Nein, Videospiele sind auch durch Hatred nicht der Auslöser von Amokläufen oder ein Anstoss für IRL-Brutalität. Aber wenn sie dürftig sind, und ohne jegliche fiktionale Einbettung oder Reflexion über ihre fiktionale Welt daher kommen, dann ist es notwendig über sie zu diskutieren. Und Hatred ist eben leider spielerisch wenig erquickend, und bietet dem Gamer vor allem ein primitives Identifikationsangebot auf dem Niveau Anders Breiviks. Ich gegen den Rest der Welt—keine Legitimation nötig. Kein Story-Element und kein Charakterzug des Protagonisten hebt hervor, wie surreal das Geschehen eigentlich ist. Auch das kontroverse „No Russia" Level in Call of Duty Modern Warfare 2 oder die Folterszene von GTA V spielt sich als Teil einer Rahmenhandlung ab, und bietet dem Ballerspass eine Legitimation, die zeigt, dass man gerade eine eigene nicht-reale Welt genießen darf.
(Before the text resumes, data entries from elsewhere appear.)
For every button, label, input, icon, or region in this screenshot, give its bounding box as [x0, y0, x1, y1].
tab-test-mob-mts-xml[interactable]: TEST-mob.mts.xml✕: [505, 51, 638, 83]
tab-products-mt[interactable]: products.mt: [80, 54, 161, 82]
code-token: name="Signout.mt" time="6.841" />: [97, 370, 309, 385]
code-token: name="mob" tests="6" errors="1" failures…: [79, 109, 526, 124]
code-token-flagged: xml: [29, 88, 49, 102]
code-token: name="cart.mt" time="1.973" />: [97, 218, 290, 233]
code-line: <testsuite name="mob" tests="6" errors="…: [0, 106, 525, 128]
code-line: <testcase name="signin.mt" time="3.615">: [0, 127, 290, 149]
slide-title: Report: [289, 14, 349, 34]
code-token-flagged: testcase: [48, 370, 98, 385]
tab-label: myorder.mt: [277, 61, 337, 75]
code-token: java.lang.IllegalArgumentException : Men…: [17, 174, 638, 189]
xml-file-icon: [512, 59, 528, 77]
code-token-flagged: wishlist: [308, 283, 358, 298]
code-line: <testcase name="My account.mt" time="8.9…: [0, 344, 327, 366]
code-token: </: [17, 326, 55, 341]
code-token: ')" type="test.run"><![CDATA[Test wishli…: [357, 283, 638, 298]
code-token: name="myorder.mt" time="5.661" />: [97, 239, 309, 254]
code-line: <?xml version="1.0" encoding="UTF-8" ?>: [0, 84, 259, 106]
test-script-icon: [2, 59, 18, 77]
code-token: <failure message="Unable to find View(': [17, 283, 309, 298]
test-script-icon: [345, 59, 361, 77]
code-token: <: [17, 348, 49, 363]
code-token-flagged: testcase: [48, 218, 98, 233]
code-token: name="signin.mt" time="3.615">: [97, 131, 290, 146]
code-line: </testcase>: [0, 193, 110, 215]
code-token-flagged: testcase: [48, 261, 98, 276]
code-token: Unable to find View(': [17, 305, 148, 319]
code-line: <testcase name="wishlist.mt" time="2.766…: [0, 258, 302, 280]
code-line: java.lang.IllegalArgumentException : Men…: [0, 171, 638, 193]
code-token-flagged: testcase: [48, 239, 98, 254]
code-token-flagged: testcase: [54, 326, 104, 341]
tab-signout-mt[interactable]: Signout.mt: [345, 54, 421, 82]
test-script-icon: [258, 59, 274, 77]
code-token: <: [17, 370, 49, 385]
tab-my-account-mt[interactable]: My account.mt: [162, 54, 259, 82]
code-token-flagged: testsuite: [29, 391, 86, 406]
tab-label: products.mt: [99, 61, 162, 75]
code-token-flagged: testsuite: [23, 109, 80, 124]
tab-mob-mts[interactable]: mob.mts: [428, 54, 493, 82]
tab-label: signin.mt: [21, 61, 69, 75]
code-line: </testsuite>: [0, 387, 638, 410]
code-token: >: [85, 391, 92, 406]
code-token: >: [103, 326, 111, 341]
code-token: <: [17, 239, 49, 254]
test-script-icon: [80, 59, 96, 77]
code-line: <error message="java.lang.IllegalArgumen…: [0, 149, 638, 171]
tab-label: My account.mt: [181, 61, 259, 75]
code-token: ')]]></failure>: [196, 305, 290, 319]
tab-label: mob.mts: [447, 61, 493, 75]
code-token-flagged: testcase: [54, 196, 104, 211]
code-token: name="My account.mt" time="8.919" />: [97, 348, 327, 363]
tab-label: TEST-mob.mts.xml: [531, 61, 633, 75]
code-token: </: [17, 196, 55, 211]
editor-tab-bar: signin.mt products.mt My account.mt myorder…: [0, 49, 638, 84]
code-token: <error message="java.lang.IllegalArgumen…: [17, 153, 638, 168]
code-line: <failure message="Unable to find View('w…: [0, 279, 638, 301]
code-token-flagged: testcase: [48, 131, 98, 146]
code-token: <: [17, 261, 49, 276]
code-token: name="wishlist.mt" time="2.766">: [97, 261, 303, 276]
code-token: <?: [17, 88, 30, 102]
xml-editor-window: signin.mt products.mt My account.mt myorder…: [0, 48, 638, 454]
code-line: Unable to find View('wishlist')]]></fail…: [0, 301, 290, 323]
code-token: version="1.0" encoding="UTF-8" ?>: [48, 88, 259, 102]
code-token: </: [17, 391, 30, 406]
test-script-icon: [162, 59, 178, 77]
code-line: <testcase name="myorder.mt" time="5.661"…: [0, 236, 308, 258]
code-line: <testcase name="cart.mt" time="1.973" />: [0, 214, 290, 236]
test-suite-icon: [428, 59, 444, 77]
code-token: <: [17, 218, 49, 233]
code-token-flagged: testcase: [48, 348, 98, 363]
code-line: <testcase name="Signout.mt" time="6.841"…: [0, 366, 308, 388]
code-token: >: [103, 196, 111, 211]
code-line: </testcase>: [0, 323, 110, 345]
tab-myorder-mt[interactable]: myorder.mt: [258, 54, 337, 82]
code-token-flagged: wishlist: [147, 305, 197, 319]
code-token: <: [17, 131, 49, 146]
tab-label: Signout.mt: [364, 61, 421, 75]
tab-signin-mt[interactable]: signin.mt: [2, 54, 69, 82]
Monothematische Videospiele sind weder etwas Neues, noch besonders Bedrohliches. Das panische Argument, dass Baller-Spiele automatisch zu Amokläufen führen ist schon seit langem widerlegt, und das Games Kunst sein können, ist ebenfalls seit Jahren weitgehend akzeptierter Konsens. Aber Hatred überzeugt nicht nur unangenehm damit, dass es scheinbar zufällig in einer Woche mit  weiteren #Gamer-Gate-Todesdrohungen gegen weibliche Videospielkritikerinnen veröffentlicht wird, sondern auch mit seiner vollkommenen Abwesenheit von Reflexion, sinnvollen Handlungshintergründen oder wenigstens ironischen Momenten. (Mit der Diskussion um Gamer-Gate und dem Frauenhasser-Problem in der Gaming-Community haben wir uns kürzlich bereits ausführlich beschäftigt.)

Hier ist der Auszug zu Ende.